Soliste, improvisatrice, chorégraphe, elle accompagne depuis 2002 des musiciens aussi bien égyptiens, algériens que pakistanais, indiens ou afghans. Ces rencontres artistiques sont déterminantes pour comprendre ce qui habite sa démarche chorégraphique aujourd’hui.
Corps en résonance
C’est en écoutant Ustad Nusrat Fateh Ali Khan, un des maîtres du Qawwali qui a révélé cet art au monde entier à partir des années 1970, qu’Alexia Traore découvre un univers musical qui va marquer un point crucial dans sa recherche et l’amener à assumer la relation de sa danse à la spiritualité.
Le Qawwali est une musique de dévotion soufie originaire d’Inde et du Pakistan. Ces chants de louanges à Dieu et éloges au Prophète ainsi qu’à des mystiques de l’Islam sont des hymnes emplis de ferveur, d’amour et de compassion.
De la rencontre d’Alexia avec les frères Mushtaq* en 2015 naît le désir d’une création centrée sur la musique savante, semi-classique et mystique Qawwali. Le spectacle Noor, première création d’Alexia Traore (chorégraphe), associant ce dernier répertoire à de la danse, est présenté fin 2017 au Festival Soufi de Paris. Noor est également programmé à L’Institut des Cultures d’Islam (Paris) et soutenu par le CMTRA et les Chantiers de Babel (Rhône-Alpes).
Noor signifie la lumière, en arabe et dans un très grand nombre de langues.
En observant les musiciens se mouvoir dans l’espace de la scène, Alexia dit percevoir leur humanité, leur profondeur, la poésie spirituelle dont ils sont dépositaires. Elle ressent que leur présence physique manifeste leur dévotion, dans le chant comme dans le silence. Appartenant à la 7e génération de la Gharana (lignée musicale) de Gwalior et à la 5e génération de la Gharana de Taalwandi, Shuaïb, Hubaïb et Behlole Mushtaq, sont à ce jour les seuls musiciens de Qawwali à accepter d’incarner leur répertoire dévotionnel dans le cadre d’une mise en scène.
Noor est l’expression d’un dialogue étroit entre la danse et leur musique. Au fil de ce spectacle, Alexia Traore explore la sobriété et l’épure du mouvement décliné. Sa recherche chorégraphique s’élabore à partir d’improvisations en fusion avec la musique. A travers des danses d’une grande intériorité, elle recherche une liberté intérieure pour la partager avec le public. Par un détachement de l’anticipation du regard du spectateur, elle assume ne pas rechercher un résultat performatif dans la danse.
Elle danse pour transmettre un état.
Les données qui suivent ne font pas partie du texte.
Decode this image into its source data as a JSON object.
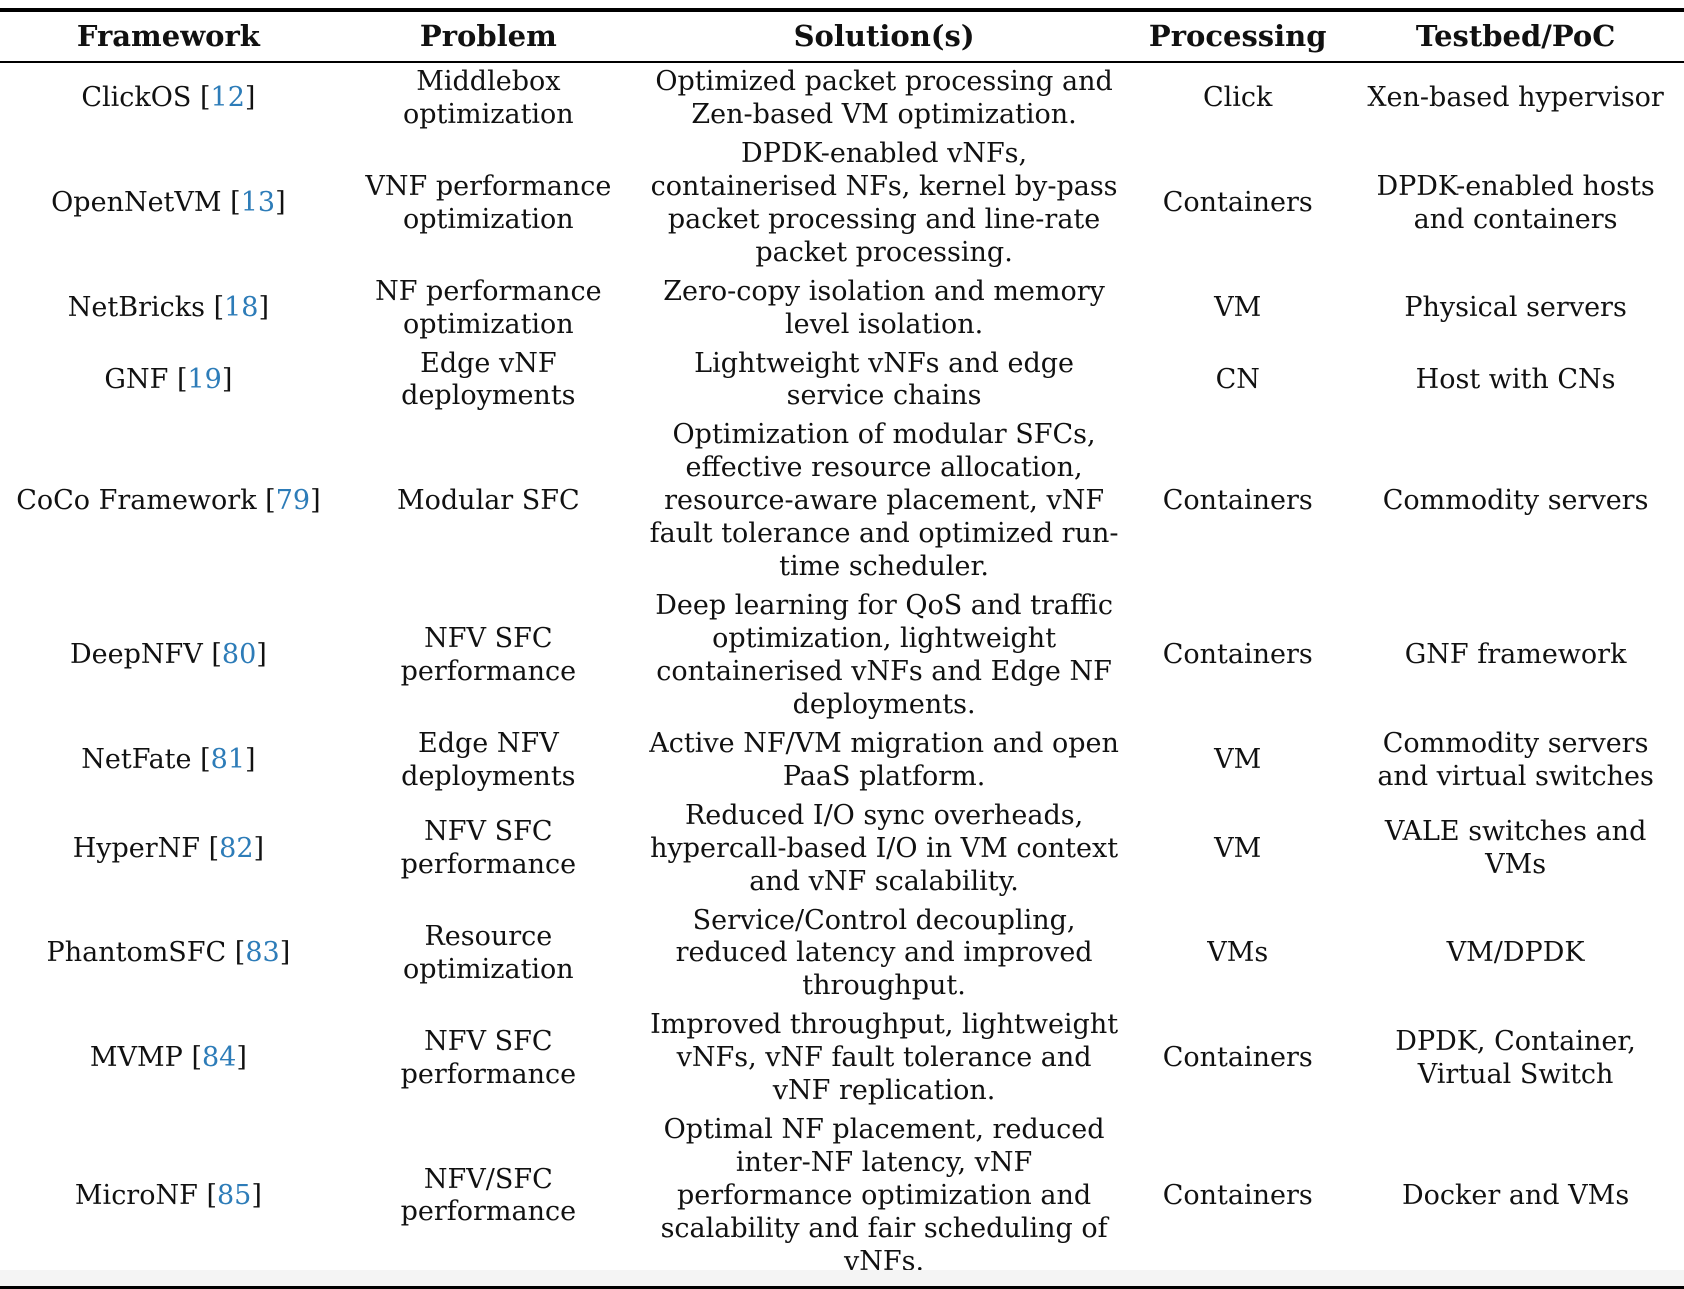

Ce qui l’intéresse, c’est que le public sente la relation et l’alchimie entre elle et les musiciens. La création est fondée sur l’union et la rencontre humaine culturelle et artistique. C’est avec une conscience aiguë que Noor prend le contre-pied des visions caricaturales pesant sur les cultures extra-européennes, en particulier les cultures liées à l’Islam. Ici l’altérité n’est pas un objet de désir ou de dénonciation, mais un sujet porteur d’harmonie, à travers la musique et la danse.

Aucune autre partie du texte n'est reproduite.